Una continua e crescente qualità che si tocca con mano sia nelle – poche – scene gioviali che in quelle dove il dolore è rappresentato da carni lacerate, tormente e sangue.
Mai forzato, mai lento, mai banale: una pellicola che riesce con tutto il cuore a trasmettere perfino il sapore dell’aria delle ambientazioni dell’epoca.
Un film talmente ricco di dettagli che a mio avviso merita una seconda visione: è obbligatorio rivederlo per godersi i dettagli dei protagonisti che cambiano la storia alla visione d’insieme che rende tutta la sceneggiatura una vera opera d’arte.

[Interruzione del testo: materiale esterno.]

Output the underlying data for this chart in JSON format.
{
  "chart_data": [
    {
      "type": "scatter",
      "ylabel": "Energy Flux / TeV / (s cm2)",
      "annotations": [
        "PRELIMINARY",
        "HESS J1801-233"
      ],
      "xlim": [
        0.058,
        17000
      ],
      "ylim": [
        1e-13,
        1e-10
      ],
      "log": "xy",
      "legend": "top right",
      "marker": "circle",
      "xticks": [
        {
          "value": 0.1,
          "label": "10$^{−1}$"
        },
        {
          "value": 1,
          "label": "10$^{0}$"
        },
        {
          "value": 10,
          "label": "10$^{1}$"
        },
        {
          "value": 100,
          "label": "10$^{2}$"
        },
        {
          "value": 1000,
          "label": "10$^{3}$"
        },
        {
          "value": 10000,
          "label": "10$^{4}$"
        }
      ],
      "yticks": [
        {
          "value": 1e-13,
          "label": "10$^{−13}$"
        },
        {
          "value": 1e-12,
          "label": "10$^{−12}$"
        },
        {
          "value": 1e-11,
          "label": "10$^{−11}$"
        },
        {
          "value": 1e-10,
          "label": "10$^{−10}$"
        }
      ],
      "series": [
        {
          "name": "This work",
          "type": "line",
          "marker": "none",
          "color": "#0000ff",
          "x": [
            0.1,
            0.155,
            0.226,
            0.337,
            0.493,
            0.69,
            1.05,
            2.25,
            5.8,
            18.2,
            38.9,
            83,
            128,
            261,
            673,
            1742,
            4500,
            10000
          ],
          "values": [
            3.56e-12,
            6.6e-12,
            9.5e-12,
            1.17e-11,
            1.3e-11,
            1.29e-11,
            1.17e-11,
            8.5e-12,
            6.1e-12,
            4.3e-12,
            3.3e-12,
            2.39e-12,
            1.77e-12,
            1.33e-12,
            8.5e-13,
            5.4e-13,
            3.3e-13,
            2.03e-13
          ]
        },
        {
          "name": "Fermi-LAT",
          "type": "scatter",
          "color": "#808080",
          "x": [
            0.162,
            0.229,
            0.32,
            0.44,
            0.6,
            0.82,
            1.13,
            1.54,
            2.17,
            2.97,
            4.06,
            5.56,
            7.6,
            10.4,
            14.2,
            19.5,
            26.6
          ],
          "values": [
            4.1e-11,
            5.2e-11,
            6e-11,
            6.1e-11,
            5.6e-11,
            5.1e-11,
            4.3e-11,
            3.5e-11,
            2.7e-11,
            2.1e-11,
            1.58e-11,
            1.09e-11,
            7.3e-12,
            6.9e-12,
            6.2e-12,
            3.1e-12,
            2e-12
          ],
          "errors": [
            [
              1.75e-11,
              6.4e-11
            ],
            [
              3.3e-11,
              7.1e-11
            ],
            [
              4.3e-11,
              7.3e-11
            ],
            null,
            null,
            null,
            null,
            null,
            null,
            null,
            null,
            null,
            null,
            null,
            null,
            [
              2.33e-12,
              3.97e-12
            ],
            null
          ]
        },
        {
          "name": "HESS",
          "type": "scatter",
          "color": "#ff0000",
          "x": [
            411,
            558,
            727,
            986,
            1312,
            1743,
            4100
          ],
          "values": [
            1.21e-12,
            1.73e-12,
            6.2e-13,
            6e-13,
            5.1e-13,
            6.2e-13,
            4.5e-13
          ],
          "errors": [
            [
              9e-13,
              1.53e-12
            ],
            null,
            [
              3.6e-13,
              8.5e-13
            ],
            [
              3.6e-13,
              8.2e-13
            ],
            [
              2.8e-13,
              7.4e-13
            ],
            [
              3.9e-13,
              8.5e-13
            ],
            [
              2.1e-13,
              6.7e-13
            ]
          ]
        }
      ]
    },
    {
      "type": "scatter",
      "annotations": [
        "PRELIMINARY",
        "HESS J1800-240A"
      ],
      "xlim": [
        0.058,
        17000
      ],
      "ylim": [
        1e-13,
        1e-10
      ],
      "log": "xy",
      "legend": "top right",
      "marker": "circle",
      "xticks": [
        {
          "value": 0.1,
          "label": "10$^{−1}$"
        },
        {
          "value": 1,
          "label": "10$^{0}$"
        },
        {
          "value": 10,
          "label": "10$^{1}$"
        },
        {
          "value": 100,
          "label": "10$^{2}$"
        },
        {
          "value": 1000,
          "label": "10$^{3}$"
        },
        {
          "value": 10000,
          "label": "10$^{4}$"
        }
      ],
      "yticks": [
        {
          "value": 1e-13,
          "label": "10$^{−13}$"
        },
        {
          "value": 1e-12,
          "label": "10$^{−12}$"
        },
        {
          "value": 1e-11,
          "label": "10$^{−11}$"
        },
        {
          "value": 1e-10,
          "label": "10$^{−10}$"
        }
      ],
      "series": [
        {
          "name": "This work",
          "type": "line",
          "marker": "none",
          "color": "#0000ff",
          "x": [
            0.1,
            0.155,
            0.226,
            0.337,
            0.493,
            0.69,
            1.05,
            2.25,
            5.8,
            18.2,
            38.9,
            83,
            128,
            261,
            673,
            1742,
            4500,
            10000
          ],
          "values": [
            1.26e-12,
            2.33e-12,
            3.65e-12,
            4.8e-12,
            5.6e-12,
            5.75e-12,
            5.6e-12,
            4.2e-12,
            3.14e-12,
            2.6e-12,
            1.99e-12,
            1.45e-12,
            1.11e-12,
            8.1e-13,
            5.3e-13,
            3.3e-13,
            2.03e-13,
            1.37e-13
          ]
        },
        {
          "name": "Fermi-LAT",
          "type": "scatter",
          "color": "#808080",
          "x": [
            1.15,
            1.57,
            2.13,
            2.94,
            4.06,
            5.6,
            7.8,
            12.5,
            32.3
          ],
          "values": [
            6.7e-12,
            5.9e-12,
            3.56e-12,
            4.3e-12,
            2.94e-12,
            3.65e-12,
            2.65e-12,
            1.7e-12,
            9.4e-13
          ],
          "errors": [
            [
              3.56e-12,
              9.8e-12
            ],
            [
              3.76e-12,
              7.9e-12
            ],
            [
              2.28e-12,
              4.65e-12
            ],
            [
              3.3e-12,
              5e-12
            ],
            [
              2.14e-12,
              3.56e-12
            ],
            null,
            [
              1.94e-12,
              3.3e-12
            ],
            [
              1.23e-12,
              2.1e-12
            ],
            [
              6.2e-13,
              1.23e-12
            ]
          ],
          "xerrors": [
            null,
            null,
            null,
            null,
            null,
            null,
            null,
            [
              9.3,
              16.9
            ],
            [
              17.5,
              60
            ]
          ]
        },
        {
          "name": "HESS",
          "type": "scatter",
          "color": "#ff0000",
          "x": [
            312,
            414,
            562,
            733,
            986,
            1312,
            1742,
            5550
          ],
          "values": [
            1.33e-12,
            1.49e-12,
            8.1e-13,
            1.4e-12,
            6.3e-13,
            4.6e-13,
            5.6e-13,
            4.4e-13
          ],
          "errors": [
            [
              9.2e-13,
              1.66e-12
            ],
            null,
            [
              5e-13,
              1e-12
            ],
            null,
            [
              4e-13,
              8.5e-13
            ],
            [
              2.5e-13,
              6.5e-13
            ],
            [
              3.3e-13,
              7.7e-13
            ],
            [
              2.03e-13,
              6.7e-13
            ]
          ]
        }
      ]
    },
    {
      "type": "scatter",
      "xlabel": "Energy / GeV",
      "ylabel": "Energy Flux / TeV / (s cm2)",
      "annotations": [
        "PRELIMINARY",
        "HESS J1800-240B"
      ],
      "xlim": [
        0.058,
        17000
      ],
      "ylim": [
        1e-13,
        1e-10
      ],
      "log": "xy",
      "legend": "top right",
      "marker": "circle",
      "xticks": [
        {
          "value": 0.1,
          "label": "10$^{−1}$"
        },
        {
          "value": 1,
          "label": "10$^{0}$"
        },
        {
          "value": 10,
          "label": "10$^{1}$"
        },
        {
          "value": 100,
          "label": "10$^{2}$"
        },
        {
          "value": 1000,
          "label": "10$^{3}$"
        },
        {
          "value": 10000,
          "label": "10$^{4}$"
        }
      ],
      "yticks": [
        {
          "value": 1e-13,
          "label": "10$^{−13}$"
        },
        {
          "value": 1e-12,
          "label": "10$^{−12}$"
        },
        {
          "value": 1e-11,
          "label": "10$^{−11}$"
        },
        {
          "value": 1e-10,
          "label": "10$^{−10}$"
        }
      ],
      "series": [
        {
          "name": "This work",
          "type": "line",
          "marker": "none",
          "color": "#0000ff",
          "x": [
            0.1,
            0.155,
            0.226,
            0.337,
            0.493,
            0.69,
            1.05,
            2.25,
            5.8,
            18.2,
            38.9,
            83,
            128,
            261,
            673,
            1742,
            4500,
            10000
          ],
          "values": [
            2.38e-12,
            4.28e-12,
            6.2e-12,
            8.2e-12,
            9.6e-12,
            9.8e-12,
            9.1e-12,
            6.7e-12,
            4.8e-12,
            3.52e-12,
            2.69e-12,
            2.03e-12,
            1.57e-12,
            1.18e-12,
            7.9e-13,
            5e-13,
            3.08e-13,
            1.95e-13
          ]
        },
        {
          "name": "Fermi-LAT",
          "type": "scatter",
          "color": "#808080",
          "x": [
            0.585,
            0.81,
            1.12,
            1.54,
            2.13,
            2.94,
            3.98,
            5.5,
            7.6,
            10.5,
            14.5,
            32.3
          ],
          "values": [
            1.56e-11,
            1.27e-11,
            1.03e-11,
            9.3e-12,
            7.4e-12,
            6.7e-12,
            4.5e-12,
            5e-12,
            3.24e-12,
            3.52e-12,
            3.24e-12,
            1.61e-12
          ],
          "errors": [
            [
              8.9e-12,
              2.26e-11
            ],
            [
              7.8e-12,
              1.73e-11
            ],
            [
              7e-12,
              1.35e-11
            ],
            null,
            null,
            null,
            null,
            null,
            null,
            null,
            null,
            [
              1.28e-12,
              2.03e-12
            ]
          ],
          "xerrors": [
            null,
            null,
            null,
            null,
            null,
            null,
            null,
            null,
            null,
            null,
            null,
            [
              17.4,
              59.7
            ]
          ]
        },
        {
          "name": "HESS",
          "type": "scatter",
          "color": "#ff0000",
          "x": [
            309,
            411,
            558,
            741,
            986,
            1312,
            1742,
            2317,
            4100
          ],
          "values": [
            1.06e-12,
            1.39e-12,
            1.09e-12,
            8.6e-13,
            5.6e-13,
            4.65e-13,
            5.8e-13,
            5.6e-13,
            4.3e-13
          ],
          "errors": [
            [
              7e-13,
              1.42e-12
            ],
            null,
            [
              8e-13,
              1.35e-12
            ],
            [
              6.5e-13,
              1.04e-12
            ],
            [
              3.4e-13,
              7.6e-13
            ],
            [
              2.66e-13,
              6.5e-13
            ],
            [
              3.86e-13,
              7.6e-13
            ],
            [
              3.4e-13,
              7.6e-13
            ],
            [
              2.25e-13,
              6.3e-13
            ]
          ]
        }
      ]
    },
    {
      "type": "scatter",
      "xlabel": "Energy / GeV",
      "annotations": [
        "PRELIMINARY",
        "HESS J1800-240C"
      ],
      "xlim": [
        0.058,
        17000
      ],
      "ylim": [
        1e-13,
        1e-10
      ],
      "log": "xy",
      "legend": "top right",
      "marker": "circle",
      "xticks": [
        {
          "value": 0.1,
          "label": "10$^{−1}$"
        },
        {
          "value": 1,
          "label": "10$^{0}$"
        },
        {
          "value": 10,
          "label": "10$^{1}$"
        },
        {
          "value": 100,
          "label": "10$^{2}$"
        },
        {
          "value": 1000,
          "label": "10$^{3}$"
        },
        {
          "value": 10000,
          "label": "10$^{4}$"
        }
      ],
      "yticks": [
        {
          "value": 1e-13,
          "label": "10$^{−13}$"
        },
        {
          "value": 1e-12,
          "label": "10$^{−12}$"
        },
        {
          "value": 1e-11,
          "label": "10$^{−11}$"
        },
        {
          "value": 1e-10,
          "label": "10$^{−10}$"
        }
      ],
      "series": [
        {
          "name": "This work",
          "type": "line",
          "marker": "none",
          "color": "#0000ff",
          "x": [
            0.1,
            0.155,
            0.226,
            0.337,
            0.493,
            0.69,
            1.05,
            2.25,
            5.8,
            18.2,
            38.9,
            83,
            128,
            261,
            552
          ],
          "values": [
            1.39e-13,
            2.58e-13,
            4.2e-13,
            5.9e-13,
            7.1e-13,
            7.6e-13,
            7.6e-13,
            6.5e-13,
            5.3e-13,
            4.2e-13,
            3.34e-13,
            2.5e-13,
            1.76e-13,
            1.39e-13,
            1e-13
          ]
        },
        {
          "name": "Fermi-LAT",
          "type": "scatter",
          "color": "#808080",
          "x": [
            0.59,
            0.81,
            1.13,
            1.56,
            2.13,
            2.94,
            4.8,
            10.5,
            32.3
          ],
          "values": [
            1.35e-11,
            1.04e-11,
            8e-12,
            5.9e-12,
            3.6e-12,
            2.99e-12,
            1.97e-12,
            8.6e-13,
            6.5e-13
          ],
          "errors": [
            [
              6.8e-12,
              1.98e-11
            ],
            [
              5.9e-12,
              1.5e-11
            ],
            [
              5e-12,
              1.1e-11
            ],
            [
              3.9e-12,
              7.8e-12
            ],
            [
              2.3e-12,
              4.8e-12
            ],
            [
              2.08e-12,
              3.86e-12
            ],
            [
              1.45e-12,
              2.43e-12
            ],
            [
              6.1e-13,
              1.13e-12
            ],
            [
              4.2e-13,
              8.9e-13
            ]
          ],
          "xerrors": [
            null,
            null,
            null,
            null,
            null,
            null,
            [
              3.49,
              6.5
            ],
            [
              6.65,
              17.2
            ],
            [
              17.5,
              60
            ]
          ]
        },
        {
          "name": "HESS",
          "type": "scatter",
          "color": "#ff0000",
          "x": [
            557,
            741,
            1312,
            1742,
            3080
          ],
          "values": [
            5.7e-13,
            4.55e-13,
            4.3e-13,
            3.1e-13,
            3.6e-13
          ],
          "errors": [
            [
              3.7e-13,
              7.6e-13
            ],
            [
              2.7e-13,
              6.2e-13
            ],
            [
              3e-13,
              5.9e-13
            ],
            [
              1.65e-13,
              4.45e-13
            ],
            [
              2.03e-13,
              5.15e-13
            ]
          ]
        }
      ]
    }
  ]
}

Film che eccezionalmente risulta metafora di maturità sia del protagonista che dell’attore. Di Caprio è attualmente ciò che il protagonista diventa alla fine: migliore. Un migliore conquistato nel tempo, nella fatica e nel sangue. Chiamatemi romantico ma il finale lascia veramente quella sensazione di incredulità che innesca il ragionamento; altro dettaglio che rende il film più gustoso che mai.

Un plauso proprio di cuore a te, Leonardo.